Testo a cura di Marina Bernardo Ciddio
Come sta il tuo corpo? Cosa senti “qui e ora”? Cosa risponderesti se ti ponessi questi due primi semplici quesiti? E ancora, hai mai pensato al tuo corpo come alla tua prima casa?
Ora, ti invito a metterti comoda/o, osserva il tuo respiro, prenditi del tempo.
Non ti chiedo di modificare nulla, ti propongo di aprirti a una breve esperienza.
E ora… osserva… come stai respirando?
Cosa cambia se, dedicando del tempo, osservi il tuo respiro… e soprattutto, come cambia se ti osservi?
Ebbene sì, basta una manciata di secondi per riportarci a casa. Partire dal corpo, sentirlo e ascoltarlo, ci consente di lavorare dalla mente e di ritornare al corpo con una maggiore presenza.
Una foto della scultura di Jaume Piensa, a Bordeaux.
Esercitare la capacità di restare in contatto con il corpo, ci apre alla straordinaria opportunità di ridargli parola. Nelle terapie psicocorporee diamo valore a quanto il corpo ha da comunicarci. Partiamo da lui per prenderci cura, non solo nella dimensione fisico-energetica, bensì anche di quella emotiva, mentale e spirituale.
Tutte le nostre esperienze, i nostri pensieri, le nostre emozioni e sentimenti si riflettono nel nostro corpo, nella nostra struttura corporea, nella nostra postura. Il nostro corpo è lo specchio della nostra vita interiore e riconoscere questo ha un’importanza vitale per ognuno di noi.

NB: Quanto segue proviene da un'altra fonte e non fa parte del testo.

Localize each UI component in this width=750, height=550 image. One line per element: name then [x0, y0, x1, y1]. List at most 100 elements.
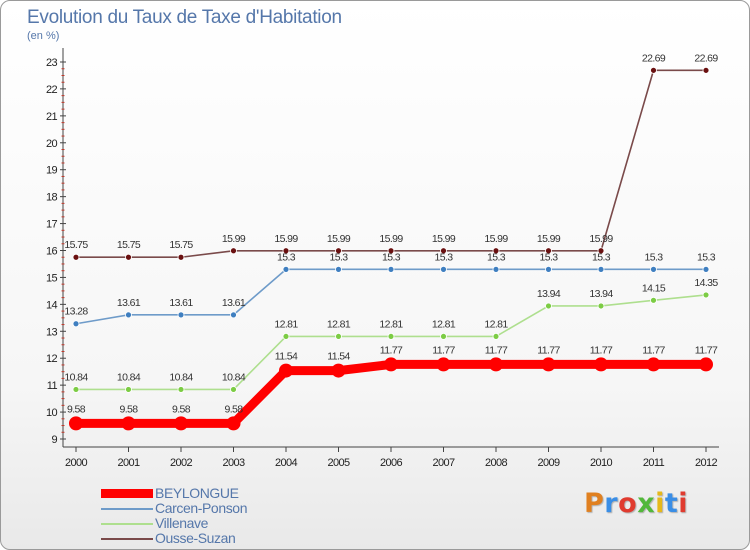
logo-letter: i — [678, 488, 689, 519]
data-point — [177, 386, 185, 393]
data-label: 13.94 — [589, 288, 613, 300]
data-point — [597, 247, 605, 255]
data-point — [440, 333, 447, 340]
data-point — [646, 357, 661, 372]
data-label: 11.54 — [327, 351, 350, 363]
data-label: 15.3 — [592, 251, 611, 263]
data-label: 15.3 — [539, 251, 558, 263]
x-tick-label: 2001 — [117, 457, 140, 469]
legend-item-villenave: Villenave — [101, 516, 247, 531]
y-tick-label: 11 — [47, 380, 58, 392]
data-point — [597, 265, 605, 273]
data-label: 15.99 — [274, 233, 298, 245]
data-label: 13.61 — [169, 297, 193, 309]
x-tick-label: 2007 — [432, 457, 455, 469]
data-label: 10.84 — [117, 371, 141, 383]
data-point — [177, 311, 185, 319]
data-label: 22.69 — [642, 52, 666, 64]
data-point — [545, 302, 552, 310]
legend-swatch — [101, 522, 153, 525]
y-tick-label: 18 — [46, 192, 58, 204]
x-tick-label: 2002 — [170, 457, 193, 469]
data-label: 11.77 — [485, 344, 508, 356]
data-point — [335, 247, 342, 255]
data-point — [387, 247, 395, 255]
legend-label: Ousse-Suzan — [155, 530, 236, 546]
data-label: 14.35 — [694, 277, 718, 289]
data-label: 11.77 — [380, 344, 403, 356]
data-label: 15.3 — [644, 251, 663, 263]
data-point — [650, 296, 657, 304]
data-point — [282, 265, 290, 273]
data-label: 9.58 — [224, 403, 243, 415]
y-tick-label: 12 — [46, 353, 58, 365]
y-tick-label: 13 — [46, 326, 58, 338]
data-point — [282, 247, 290, 255]
data-label: 15.99 — [432, 233, 456, 245]
data-point — [597, 302, 605, 310]
y-tick-label: 14 — [46, 299, 58, 311]
data-point — [72, 253, 80, 261]
data-label: 11.77 — [590, 344, 613, 356]
x-tick-label: 2010 — [590, 457, 613, 469]
logo-letter: x — [637, 488, 656, 519]
data-point — [69, 416, 83, 431]
data-point — [489, 357, 503, 372]
y-tick-label: 22 — [46, 84, 58, 96]
data-label: 10.84 — [222, 371, 246, 383]
data-label: 12.81 — [327, 318, 351, 330]
data-label: 9.58 — [119, 403, 138, 415]
data-point — [492, 333, 500, 340]
data-label: 15.75 — [64, 239, 88, 251]
x-tick-label: 2000 — [65, 457, 88, 469]
y-tick-label: 16 — [46, 246, 58, 258]
proxiti-logo: Proxiti — [584, 488, 688, 519]
data-point — [440, 247, 447, 255]
y-tick-label: 20 — [46, 138, 58, 150]
data-point — [72, 320, 80, 328]
legend-item-ousse-suzan: Ousse-Suzan — [101, 531, 247, 546]
y-tick-label: 21 — [46, 111, 58, 123]
data-point — [545, 247, 552, 255]
data-point — [335, 333, 342, 340]
data-label: 15.99 — [537, 233, 561, 245]
x-tick-label: 2009 — [537, 457, 560, 469]
x-tick-label: 2008 — [485, 457, 508, 469]
data-label: 12.81 — [432, 318, 456, 330]
legend-swatch — [101, 489, 153, 498]
data-label: 9.58 — [67, 403, 86, 415]
data-point — [594, 357, 608, 372]
logo-letter: o — [618, 488, 638, 519]
data-point — [387, 333, 395, 340]
data-label: 9.58 — [172, 403, 191, 415]
x-tick-label: 2012 — [695, 457, 718, 469]
data-label: 11.77 — [432, 344, 455, 356]
series-line-ousse-suzan — [75, 69, 707, 259]
data-label: 12.81 — [484, 318, 508, 330]
chart-title: Evolution du Taux de Taxe d'Habitation — [27, 7, 342, 28]
data-label: 12.81 — [274, 318, 298, 330]
data-point — [125, 253, 132, 261]
data-point — [279, 363, 293, 378]
y-tick-label: 10 — [46, 407, 58, 419]
data-point — [702, 291, 710, 299]
data-point — [492, 247, 500, 255]
legend: BEYLONGUE Carcen-Ponson Villenave Ousse-… — [101, 486, 247, 546]
data-point — [436, 357, 451, 372]
data-point — [650, 66, 657, 74]
legend-item-beylongue: BEYLONGUE — [101, 486, 247, 501]
data-label: 15.3 — [277, 251, 296, 263]
data-point — [230, 247, 237, 255]
legend-swatch — [101, 537, 153, 540]
data-label: 22.69 — [694, 52, 718, 64]
x-tick-label: 2003 — [222, 457, 245, 469]
data-label: 15.3 — [697, 251, 716, 263]
data-label: 15.3 — [382, 251, 401, 263]
data-label: 15.99 — [327, 233, 351, 245]
data-point — [121, 416, 136, 431]
logo-letter: P — [584, 488, 605, 519]
y-tick-label: 23 — [46, 57, 58, 69]
x-tick-label: 2004 — [275, 457, 298, 469]
logo-letter: i — [655, 488, 665, 519]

Esplorare la nostra prima casa richiede coraggio, dedizione e passione. Coraggio nello scoprire quelle parti di noi che arrancano nella vita e che attraverso le relazioni, alle volte difficili, ci svelano cosa sarebbe opportuno trasformare. Dedizione perché nulla cambia in poco tempo, abbiamo bisogno di un tempo di elaborazione e di assestamento. Passione, non intesa come sofferenza, anche se occorre riconoscere che è per attraversare quella sofferenza che ci mettiamo in cammino, ma perché è grande l’interesse di crescere, di trasformarsi, di fiorire… per vivere pienamente!